Natália Huf (natalia.huf@gmail.com)

“Confraria” é um termo que tem sua origem na Idade Média e denomina uma associação de pessoas em torno de um objetivo ou interesse comum. É mais do que um clube — é uma irmandade, fraternidade. Foi com isso em mente que Arlyse Ditter, professora de Língua Portuguesa do Colégio de Aplicação da UFSC, batizou a Confraria Literária, grupo de estudantes que, juntamente com ela, se reúne periodicamente para discutir literatura, cinema e manifestações artísticas.

A ideia do projeto surgiu em 2013, por conta de um aluno: “Ele era um leitor voraz e sempre me procurava, mas em momentos inoportunos”. Para poder institucionalizar as discussões que tinha com o estudante, a professora decidiu criar o projeto e promover encontros mensais. A cada atividade eram apresentadas diferentes obras: Arlyse trazia os clássicos, e os estudantes apresentavam literatura contemporânea, criando um espaço de troca de cultura.

No dia 26 de agosto, a Confraria fez um Manifesto Literário. O encontro foi dedicado à elaboração de um painel com frases, desenhos e manifestações dos estudantes em prol não apenas da literatura, mas do ativismo cultural. Os 13 alunos presentes deixaram suas colaborações no Painel, que foi afixado no corredor do Laboratório de Linguagem do Colégio de Aplicação da UFSC, sala onde os encontros são realizados.

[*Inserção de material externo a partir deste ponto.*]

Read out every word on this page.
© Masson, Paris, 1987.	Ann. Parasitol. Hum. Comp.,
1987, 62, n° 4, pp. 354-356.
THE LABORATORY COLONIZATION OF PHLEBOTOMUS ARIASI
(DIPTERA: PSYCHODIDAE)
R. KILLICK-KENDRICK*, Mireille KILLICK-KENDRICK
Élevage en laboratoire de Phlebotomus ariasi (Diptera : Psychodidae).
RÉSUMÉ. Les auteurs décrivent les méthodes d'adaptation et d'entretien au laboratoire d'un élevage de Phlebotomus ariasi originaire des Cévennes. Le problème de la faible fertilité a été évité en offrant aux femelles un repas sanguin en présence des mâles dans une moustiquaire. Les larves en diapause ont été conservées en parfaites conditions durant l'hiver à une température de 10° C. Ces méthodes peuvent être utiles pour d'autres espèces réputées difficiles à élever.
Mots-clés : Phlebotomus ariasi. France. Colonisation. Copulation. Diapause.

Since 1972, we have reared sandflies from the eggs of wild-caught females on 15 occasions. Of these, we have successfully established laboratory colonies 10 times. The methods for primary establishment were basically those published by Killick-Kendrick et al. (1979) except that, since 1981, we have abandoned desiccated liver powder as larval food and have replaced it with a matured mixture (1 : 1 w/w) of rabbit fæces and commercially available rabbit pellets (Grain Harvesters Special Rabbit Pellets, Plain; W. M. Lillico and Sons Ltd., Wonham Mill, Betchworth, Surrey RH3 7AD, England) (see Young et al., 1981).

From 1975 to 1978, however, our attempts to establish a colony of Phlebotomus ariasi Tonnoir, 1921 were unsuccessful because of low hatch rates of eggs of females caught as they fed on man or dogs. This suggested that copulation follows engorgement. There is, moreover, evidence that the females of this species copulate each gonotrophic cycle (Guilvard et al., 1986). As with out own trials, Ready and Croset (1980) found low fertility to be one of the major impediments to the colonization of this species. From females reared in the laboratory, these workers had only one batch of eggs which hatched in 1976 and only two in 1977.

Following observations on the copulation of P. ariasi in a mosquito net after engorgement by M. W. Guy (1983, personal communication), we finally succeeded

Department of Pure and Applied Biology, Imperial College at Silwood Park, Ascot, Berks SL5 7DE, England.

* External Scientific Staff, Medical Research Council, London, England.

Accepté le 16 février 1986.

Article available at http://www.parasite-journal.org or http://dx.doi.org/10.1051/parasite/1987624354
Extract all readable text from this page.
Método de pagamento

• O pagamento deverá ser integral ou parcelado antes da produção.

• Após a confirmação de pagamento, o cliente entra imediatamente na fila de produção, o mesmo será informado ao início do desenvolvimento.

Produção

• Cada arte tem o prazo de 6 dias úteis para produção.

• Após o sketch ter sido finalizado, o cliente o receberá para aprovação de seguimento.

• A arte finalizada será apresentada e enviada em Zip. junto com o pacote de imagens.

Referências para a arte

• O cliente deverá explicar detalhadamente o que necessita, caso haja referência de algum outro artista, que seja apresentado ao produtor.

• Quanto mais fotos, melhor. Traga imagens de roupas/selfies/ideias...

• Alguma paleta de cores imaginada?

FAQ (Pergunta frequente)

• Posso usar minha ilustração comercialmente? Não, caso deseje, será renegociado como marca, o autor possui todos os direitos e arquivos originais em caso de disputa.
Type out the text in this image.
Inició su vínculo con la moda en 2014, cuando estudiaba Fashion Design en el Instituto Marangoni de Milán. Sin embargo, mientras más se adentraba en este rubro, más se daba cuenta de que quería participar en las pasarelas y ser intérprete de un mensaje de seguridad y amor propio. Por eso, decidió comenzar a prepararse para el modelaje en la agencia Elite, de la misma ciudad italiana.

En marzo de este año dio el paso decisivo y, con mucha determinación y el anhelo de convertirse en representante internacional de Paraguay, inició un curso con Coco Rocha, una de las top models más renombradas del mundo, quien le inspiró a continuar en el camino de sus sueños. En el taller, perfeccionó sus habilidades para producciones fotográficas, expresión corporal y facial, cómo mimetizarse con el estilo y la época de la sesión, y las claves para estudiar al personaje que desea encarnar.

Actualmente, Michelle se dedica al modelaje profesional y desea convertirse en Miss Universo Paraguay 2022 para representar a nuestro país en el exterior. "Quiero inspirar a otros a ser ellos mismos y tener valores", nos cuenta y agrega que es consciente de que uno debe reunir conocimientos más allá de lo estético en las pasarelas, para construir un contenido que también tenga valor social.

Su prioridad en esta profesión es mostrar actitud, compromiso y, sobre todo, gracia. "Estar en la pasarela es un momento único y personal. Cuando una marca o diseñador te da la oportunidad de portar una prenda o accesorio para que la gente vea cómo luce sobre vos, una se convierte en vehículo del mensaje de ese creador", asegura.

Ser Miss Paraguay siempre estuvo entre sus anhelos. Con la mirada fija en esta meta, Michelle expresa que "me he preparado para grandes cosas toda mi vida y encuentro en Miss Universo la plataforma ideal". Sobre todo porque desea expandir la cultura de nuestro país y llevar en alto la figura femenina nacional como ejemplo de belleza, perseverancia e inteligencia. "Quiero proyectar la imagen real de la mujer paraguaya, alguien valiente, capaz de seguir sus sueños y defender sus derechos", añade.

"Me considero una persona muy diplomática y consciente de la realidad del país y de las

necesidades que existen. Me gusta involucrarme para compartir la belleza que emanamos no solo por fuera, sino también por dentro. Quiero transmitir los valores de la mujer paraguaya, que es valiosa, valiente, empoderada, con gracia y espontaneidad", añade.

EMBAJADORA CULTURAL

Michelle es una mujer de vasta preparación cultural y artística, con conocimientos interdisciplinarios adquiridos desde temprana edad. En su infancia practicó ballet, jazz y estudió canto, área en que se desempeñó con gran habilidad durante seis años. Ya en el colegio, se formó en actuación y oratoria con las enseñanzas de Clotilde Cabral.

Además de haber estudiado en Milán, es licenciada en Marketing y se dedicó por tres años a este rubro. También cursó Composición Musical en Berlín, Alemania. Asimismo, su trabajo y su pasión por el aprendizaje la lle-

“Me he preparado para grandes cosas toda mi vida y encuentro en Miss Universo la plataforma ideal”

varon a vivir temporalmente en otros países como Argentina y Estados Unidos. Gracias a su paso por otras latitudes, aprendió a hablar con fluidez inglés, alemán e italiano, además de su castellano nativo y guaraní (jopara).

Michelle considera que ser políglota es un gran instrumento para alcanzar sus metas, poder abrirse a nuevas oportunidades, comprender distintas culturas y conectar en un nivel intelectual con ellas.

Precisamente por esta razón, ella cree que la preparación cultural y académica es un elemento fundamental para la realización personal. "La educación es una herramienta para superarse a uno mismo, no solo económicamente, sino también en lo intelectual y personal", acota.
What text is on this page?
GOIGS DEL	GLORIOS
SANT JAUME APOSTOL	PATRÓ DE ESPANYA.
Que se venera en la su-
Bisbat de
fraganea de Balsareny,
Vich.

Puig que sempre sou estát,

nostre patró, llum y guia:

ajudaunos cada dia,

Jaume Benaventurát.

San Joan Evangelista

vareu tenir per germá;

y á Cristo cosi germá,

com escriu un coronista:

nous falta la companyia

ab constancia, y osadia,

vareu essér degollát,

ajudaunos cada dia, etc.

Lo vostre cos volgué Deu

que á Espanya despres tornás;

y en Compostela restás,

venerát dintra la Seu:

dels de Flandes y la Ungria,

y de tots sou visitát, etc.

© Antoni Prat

A elaboração do Manifesto representa um dos objetivos do projeto, que é “propor um manifesto pela leitura e pela cultura, e fazer com que isso fique com os estudantes e saia da escola com eles”, como explica a professora Arlyse. O próprio Manifesto é um movimento político: através do painel, além de promover o ativismo cultural, a professora propôs que fosse feita uma reivindicação pelo Programa Nacional do Livro Didático (PNLD) e Programa Nacional Biblioteca da Escola (PNBE), que não chegam ao Colégio devido aos cortes orçamentários.

Os encontros da Confraria são ecléticos: tratam de todo tipo de tema, e recebem todo tipo de público. “Já teve encontro com seis, já teve encontro com 90”, diz a professora Arlyse. O grupo recebe principalmente alunos do Colégio de Aplicação, mas está aberto à comunidade: “Todos são agentes de leitura e de formação do leitor. O objetivo é trazer vida para dentro do Colégio, abrindo as portas para leitores de 13 a 90 anos, graduandos, pós-graduandos, criando uma confraria de ideias”.